Is this a good thing for the world or is it not?

It depends whether you are an oil producer or not and if so, whether you are in a position to find oil in your territory through hydraulic fracturing or not.

The oil price has lost more ground than it did during the 2008 financial crisis. With the oil producing countries voting earlier this month to let the market decide where the oil price will go, those producers who have high input costs, e.g. Nigeria and Iran amongst others, are becoming concerned about the sustainability of their oil industries.

Russia, the world’s largest oil producer needs the revenue from a strong oil price to keep its ailing economy going. Both Iran and Russia are struggling under US and EU sanctions and a sustained lower oil price could bring them to their knees.

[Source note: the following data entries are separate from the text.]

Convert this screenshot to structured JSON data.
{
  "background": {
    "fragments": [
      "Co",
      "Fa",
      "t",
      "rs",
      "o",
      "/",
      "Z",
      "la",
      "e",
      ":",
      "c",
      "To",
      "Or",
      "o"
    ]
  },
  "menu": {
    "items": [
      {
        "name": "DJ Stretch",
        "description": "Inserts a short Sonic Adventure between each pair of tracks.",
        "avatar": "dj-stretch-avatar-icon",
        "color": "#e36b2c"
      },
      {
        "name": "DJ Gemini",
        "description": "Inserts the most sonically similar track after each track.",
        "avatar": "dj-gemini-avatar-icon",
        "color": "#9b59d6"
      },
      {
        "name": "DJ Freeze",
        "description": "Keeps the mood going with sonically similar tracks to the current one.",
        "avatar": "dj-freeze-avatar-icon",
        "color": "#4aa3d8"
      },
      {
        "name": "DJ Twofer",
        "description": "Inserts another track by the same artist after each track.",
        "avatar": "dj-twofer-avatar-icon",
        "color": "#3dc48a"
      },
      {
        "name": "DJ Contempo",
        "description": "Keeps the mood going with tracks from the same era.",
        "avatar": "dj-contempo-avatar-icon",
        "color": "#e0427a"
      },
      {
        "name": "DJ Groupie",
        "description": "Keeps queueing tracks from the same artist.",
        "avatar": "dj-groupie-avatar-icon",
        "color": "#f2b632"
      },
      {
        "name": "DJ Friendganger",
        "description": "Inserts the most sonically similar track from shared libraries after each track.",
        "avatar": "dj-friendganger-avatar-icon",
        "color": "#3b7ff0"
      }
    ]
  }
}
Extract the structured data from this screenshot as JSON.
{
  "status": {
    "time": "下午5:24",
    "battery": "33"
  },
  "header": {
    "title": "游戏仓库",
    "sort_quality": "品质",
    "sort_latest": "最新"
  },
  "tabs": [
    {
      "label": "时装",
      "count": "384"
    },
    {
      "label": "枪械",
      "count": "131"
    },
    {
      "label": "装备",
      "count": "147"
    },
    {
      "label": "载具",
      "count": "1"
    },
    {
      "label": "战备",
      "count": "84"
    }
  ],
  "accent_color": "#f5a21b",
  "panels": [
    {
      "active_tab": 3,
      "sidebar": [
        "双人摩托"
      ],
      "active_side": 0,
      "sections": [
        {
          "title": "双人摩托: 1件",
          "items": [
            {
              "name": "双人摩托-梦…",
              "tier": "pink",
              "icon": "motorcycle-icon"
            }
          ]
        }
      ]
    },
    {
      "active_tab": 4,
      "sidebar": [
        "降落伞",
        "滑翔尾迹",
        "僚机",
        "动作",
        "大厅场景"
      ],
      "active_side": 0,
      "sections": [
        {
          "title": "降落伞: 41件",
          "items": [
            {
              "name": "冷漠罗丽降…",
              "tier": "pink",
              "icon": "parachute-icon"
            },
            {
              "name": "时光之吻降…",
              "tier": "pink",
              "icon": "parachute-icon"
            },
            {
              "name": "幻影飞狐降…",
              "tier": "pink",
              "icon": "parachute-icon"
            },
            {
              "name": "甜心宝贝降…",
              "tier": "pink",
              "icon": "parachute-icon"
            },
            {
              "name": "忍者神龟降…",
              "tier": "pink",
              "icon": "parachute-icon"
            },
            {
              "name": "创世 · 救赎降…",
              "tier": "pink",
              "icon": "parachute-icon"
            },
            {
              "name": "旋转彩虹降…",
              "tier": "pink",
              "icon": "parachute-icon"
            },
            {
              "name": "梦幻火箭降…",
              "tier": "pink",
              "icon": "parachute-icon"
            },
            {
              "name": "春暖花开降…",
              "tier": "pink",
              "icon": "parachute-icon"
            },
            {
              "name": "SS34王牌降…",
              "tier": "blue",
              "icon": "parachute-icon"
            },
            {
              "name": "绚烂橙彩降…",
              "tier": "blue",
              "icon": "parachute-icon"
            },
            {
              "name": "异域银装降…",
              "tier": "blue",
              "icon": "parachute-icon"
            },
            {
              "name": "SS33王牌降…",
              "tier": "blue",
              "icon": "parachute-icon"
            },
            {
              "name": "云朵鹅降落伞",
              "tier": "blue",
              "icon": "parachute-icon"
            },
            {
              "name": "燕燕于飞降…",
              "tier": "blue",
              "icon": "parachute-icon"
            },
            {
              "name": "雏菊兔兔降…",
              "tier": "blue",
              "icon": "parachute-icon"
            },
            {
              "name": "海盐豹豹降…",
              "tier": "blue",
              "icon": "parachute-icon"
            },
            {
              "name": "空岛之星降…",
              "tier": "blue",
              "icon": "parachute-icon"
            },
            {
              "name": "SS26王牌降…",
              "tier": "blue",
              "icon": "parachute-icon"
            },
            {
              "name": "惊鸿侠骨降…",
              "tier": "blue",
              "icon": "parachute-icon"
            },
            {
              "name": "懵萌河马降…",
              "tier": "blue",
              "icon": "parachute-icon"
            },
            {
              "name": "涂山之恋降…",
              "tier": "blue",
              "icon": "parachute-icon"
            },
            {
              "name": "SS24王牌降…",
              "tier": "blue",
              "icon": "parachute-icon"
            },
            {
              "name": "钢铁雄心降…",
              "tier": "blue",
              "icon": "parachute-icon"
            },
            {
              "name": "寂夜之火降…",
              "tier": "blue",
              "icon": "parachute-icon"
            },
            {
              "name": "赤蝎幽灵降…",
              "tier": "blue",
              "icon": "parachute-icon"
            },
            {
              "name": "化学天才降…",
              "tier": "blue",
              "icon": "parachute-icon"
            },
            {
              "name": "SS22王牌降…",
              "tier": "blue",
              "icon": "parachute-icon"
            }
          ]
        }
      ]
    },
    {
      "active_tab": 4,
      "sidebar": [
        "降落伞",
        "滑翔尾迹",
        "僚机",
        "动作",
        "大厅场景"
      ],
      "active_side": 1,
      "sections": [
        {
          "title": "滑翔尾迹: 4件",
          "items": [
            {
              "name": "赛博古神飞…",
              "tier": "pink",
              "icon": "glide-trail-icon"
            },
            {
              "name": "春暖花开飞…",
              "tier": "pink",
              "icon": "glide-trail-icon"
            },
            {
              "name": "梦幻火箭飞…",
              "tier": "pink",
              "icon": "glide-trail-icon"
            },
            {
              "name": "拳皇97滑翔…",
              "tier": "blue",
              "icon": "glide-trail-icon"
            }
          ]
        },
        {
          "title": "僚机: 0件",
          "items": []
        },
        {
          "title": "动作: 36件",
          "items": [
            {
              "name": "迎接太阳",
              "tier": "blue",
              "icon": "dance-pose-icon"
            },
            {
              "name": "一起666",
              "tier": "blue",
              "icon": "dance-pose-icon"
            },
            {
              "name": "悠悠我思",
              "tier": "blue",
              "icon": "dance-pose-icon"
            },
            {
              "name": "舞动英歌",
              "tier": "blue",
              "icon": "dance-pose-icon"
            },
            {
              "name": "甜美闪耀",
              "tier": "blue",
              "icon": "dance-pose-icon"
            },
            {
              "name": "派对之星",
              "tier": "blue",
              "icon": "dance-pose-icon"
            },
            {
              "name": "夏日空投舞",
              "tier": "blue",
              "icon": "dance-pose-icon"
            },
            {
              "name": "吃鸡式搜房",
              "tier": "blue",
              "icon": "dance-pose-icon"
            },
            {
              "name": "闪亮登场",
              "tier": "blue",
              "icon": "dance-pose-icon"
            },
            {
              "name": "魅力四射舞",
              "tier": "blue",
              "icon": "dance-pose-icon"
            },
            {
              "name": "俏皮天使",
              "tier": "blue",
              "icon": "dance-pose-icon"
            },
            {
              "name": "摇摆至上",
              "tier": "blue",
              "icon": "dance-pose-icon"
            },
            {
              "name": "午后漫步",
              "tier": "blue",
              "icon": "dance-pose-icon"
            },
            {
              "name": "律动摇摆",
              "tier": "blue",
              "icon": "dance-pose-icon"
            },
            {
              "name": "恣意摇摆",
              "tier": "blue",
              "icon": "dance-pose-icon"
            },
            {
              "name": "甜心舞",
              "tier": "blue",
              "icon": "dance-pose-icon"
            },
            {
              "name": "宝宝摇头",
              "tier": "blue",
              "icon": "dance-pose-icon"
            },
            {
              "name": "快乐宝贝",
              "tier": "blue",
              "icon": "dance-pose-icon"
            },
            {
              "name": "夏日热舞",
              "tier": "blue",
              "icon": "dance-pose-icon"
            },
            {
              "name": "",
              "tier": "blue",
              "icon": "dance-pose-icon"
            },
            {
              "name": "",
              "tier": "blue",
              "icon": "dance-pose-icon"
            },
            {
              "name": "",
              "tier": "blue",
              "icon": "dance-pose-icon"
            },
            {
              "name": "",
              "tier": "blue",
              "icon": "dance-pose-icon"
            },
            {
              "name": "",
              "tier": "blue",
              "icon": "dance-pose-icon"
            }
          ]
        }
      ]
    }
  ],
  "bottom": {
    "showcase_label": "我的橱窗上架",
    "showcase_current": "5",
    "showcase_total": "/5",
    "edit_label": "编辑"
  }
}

Why has the oil price lost ground? The US has started to bring even larger amounts of oil onto the world market than before, due to the benefits of through hydraulic fracturing. This new technology enables miners to free up huge amounts of oil which were not previously available. This means that with the current Brent crude price at around US$64 per barrel, the average Opec member is forced to sell their oil at a discount of 33% to their cost price.

This situation could lead to large scale suffering amongst those oil producing nations who haven’t positioned themselves to participate in the benefits of the new technology. This could have dire socio-economic consequences for their people and potentially for their neighbours and trading partners.

For non-oil producing countries, this sudden fall in price means some relief as they go through the northern hemisphere winter and the festive season.

Ironically, if this developing situation is allowed to unfold without intervention by Opec, it could lead to a surge in the oil price as high cost producers fall away and the demand/supply situation becomes skewed.

In the interim, analysts watch and wait as they prepare for their holidays with more anxiety than they would like. By the last week in January after analysts have returned to their Reuters screens, we will have a better idea of where this situation is going to lead markets in 2015.